Segundo declarações de Vorcaro, o contrato não gerou nenhuma contrapartida efetiva por parte do escritório de Viviane. O empresário detalhou que, apesar do montante expressivo, não houve prestação de serviços relacionada ao acordo. As informações constam dos relatos apresentados à Polícia Federal no contexto da proposta de colaboração.
Vorcaro acrescentou que sua intenção ao firmar o contrato era fortalecer a “relação institucional” com o ministro Alexandre de Moraes. Contudo, o empresário ressaltou que não recebeu nenhum benefício específico nem retorno por parte de Viviane Barci de Moraes em razão do acordo firmado entre as partes.
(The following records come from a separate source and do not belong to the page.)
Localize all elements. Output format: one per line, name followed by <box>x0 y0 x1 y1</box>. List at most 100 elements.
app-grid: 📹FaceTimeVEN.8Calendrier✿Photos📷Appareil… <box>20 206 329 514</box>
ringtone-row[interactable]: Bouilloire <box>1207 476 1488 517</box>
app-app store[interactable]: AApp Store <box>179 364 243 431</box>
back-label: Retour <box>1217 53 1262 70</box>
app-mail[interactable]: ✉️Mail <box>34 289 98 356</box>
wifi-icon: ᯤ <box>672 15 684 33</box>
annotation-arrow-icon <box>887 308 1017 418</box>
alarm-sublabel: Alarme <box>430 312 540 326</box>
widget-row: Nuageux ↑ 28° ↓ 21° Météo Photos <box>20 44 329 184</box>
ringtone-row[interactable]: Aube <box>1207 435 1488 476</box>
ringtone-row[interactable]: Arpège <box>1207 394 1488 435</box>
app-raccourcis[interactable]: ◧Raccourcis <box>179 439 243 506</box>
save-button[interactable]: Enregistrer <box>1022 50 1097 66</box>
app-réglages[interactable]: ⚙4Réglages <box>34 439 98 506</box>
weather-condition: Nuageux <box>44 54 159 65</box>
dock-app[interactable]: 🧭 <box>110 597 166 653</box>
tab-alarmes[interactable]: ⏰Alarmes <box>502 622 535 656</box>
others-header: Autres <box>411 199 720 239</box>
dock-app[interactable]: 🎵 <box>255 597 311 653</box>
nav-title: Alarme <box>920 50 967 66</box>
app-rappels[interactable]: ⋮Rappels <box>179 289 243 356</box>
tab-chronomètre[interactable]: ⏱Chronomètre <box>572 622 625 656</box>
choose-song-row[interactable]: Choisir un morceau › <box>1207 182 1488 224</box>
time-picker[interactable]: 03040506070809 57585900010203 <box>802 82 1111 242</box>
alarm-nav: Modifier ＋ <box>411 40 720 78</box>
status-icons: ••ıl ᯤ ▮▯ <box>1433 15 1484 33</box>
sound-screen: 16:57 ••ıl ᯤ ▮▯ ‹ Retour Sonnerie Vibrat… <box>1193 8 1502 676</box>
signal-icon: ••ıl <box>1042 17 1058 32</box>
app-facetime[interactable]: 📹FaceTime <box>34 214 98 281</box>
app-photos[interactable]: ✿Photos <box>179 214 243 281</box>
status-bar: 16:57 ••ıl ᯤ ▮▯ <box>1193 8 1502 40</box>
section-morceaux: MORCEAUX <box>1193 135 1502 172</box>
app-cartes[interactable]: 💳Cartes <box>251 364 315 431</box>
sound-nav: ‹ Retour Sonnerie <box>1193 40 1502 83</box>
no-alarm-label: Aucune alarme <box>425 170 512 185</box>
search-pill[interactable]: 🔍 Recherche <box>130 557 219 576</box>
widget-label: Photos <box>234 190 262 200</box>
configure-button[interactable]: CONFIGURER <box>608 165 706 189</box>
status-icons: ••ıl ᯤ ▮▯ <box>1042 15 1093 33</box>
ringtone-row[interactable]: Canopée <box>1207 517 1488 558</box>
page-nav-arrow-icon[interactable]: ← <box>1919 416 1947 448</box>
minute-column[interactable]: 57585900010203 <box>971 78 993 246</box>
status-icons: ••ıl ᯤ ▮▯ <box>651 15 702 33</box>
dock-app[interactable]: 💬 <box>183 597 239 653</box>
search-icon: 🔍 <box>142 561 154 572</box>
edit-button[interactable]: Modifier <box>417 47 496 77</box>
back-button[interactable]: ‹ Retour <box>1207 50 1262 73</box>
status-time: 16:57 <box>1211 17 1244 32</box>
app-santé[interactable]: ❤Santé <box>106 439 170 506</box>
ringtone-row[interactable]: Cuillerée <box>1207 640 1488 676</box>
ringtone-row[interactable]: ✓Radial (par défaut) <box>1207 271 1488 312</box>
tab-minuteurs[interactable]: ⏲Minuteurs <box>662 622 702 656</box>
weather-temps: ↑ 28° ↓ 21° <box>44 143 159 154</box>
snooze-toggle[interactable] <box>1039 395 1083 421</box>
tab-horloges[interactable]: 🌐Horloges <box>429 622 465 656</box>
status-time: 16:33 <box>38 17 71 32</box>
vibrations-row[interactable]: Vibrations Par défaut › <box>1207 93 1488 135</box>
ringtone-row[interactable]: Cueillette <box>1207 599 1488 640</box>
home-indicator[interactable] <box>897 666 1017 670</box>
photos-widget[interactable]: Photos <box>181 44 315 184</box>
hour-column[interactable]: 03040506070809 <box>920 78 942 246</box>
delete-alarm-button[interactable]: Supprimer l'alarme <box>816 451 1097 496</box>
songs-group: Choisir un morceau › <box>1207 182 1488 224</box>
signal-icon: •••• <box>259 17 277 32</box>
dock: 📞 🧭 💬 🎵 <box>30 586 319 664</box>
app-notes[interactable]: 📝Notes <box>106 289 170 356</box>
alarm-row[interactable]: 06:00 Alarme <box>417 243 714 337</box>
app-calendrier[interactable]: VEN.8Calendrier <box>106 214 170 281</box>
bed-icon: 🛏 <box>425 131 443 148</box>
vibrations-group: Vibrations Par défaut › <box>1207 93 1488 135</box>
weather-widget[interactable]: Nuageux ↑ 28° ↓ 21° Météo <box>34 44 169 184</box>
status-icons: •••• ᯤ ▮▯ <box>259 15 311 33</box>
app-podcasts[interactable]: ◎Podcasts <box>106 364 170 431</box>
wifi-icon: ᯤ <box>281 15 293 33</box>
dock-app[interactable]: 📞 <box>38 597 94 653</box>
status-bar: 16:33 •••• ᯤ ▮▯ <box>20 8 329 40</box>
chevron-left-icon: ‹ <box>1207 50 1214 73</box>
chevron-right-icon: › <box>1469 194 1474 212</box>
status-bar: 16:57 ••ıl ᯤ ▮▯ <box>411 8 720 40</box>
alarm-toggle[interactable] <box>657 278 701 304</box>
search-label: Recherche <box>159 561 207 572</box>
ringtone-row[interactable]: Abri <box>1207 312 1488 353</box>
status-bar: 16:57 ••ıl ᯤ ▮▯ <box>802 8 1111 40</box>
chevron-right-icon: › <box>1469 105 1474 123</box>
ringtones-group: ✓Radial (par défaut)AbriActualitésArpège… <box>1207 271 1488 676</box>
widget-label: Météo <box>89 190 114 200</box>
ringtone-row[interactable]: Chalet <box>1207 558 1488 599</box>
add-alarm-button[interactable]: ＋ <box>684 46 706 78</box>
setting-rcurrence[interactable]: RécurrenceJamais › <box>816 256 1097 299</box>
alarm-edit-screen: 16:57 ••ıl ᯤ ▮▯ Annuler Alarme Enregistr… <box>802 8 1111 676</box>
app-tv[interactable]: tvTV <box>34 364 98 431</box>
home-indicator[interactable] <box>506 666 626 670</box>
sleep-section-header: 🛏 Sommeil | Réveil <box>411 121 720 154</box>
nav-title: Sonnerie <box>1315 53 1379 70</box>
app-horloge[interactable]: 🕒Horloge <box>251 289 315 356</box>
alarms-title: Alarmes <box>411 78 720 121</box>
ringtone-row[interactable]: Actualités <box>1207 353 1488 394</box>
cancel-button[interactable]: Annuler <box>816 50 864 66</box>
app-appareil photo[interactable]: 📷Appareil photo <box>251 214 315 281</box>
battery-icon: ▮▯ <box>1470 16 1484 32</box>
Apesar das informações prestadas por Vorcaro, a Polícia Federal rejeitou a proposta de delação premiada apresentada pelo empresário. As razões para a negativa da colaboração não foram detalhadas oficialmente, mas a recusa impede, a princípio, o avanço de eventuais benefícios processuais ao dono do Banco Master.
A reportagem destaca que Vorcaro disse à Polícia Federal que “o contrato com a mulher de Moraes não teve contrapartida”. Segundo o que foi apurado, o conteúdo da delação frustrada e as circunstâncias do contrato continuam em análise pelas autoridades competentes, sem decisões judiciais finais relacionadas aos fatos apresentados.
O caso chama atenção por envolver nomes ligados ao Supremo Tribunal Federal e contratos advocatícios de alto valor. Não há informações sobre eventuais processos judiciais em curso contra Viviane Barci de Moraes ou Alexandre de Moraes até o momento.